A Socialist Primer on Monetary Policy and Inflation

Tim Barker

Utter the words “monetary policy” and many of us fall asleep. But that policy is crucial to how capitalists exert power. Instead of leaving it to the “experts,” socialists and the labor movement should demand a democratic say in what monetary policy looks like.

The solutions to inflation need not be anti-worker. (Vladimir Solomianyi / Unsplash)


Republicans and out-of-style economists warn that the Biden administration is leading the economy into runaway inflation. The Biden administration and Federal Reserve, by contrast, point to the major disruptions caused by the pandemic, arguing that the inflation we’ve seen is caused by sector-specific supply-chain bottlenecks. Upon learning of this discussion, most of us quietly choose to close the tab or change the channel — all this stuff seems way over our heads.

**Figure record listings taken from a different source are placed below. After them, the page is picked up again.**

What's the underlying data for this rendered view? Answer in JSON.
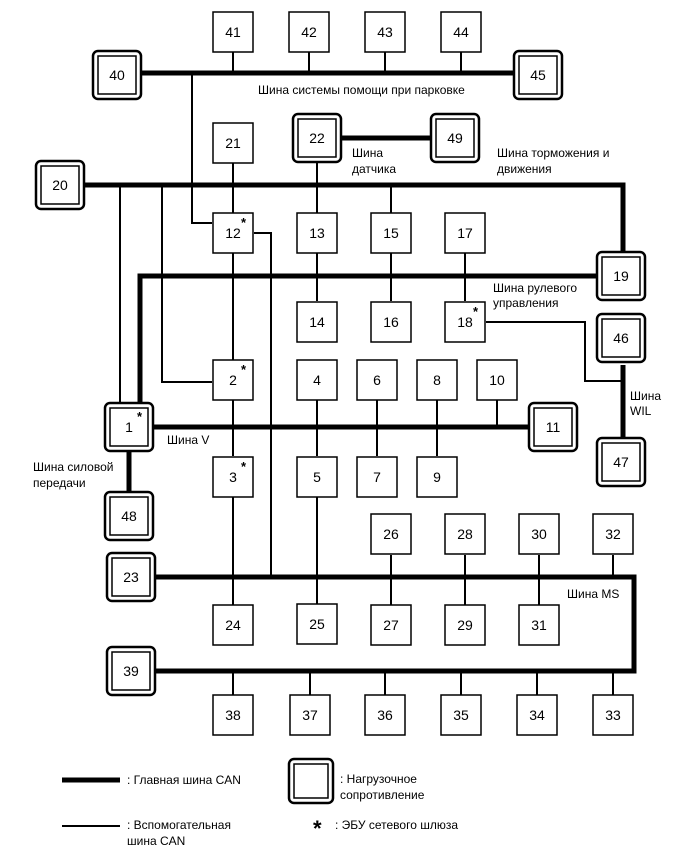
{
  "nodes": [
    {
      "id": "1",
      "star": true,
      "terminator": true
    },
    {
      "id": "2",
      "star": true,
      "terminator": false
    },
    {
      "id": "3",
      "star": true,
      "terminator": false
    },
    {
      "id": "4",
      "star": false,
      "terminator": false
    },
    {
      "id": "5",
      "star": false,
      "terminator": false
    },
    {
      "id": "6",
      "star": false,
      "terminator": false
    },
    {
      "id": "7",
      "star": false,
      "terminator": false
    },
    {
      "id": "8",
      "star": false,
      "terminator": false
    },
    {
      "id": "9",
      "star": false,
      "terminator": false
    },
    {
      "id": "10",
      "star": false,
      "terminator": false
    },
    {
      "id": "11",
      "star": false,
      "terminator": true
    },
    {
      "id": "12",
      "star": true,
      "terminator": false
    },
    {
      "id": "13",
      "star": false,
      "terminator": false
    },
    {
      "id": "14",
      "star": false,
      "terminator": false
    },
    {
      "id": "15",
      "star": false,
      "terminator": false
    },
    {
      "id": "16",
      "star": false,
      "terminator": false
    },
    {
      "id": "17",
      "star": false,
      "terminator": false
    },
    {
      "id": "18",
      "star": true,
      "terminator": false
    },
    {
      "id": "19",
      "star": false,
      "terminator": true
    },
    {
      "id": "20",
      "star": false,
      "terminator": true
    },
    {
      "id": "21",
      "star": false,
      "terminator": false
    },
    {
      "id": "22",
      "star": false,
      "terminator": true
    },
    {
      "id": "23",
      "star": false,
      "terminator": true
    },
    {
      "id": "24",
      "star": false,
      "terminator": false
    },
    {
      "id": "25",
      "star": false,
      "terminator": false
    },
    {
      "id": "26",
      "star": false,
      "terminator": false
    },
    {
      "id": "27",
      "star": false,
      "terminator": false
    },
    {
      "id": "28",
      "star": false,
      "terminator": false
    },
    {
      "id": "29",
      "star": false,
      "terminator": false
    },
    {
      "id": "30",
      "star": false,
      "terminator": false
    },
    {
      "id": "31",
      "star": false,
      "terminator": false
    },
    {
      "id": "32",
      "star": false,
      "terminator": false
    },
    {
      "id": "33",
      "star": false,
      "terminator": false
    },
    {
      "id": "34",
      "star": false,
      "terminator": false
    },
    {
      "id": "35",
      "star": false,
      "terminator": false
    },
    {
      "id": "36",
      "star": false,
      "terminator": false
    },
    {
      "id": "37",
      "star": false,
      "terminator": false
    },
    {
      "id": "38",
      "star": false,
      "terminator": false
    },
    {
      "id": "39",
      "star": false,
      "terminator": true
    },
    {
      "id": "40",
      "star": false,
      "terminator": true
    },
    {
      "id": "41",
      "star": false,
      "terminator": false
    },
    {
      "id": "42",
      "star": false,
      "terminator": false
    },
    {
      "id": "43",
      "star": false,
      "terminator": false
    },
    {
      "id": "44",
      "star": false,
      "terminator": false
    },
    {
      "id": "45",
      "star": false,
      "terminator": true
    },
    {
      "id": "46",
      "star": false,
      "terminator": true
    },
    {
      "id": "47",
      "star": false,
      "terminator": true
    },
    {
      "id": "48",
      "star": false,
      "terminator": true
    },
    {
      "id": "49",
      "star": false,
      "terminator": true
    }
  ],
  "bus_labels": {
    "parking": "Шина системы помощи при парковке",
    "sensor_1": "Шина",
    "sensor_2": "датчика",
    "brake_1": "Шина торможения и",
    "brake_2": "движения",
    "steering_1": "Шина рулевого",
    "steering_2": "управления",
    "wil_1": "Шина",
    "wil_2": "WIL",
    "v": "Шина V",
    "powertrain_1": "Шина силовой",
    "powertrain_2": "передачи",
    "ms": "Шина MS"
  },
  "legend": {
    "main_bus": ": Главная шина CAN",
    "sub_bus_1": ": Вспомогательная",
    "sub_bus_2": "шина CAN",
    "terminator_1": ": Нагрузочное",
    "terminator_2": "сопротивление",
    "star_symbol": "*",
    "gateway": ": ЭБУ сетевого шлюза"
  }
}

It doesn’t have to be that way, Tim Barker argues. Leftists can talk about inflation and monetary policy in a comprehensible way — precisely to challenge the kind of commonsense wisdom expressed in the contemporary mainstream debate on inflation, as Barker does in a recent piece in Phenomenal World.

In this piece, Barker argues that both sides of this debate share the same staunchly anti-worker premises. These premises in action can be traced back to 1979, when Carter-nominated Federal Reserve chair Paul Volcker implemented what is now known as the “Volcker Shock,” sending interest rates through the roof, inducing a recession, and crushing worker power in the US. The Volcker Shock was one of the first acts in the transition to the neoliberal era.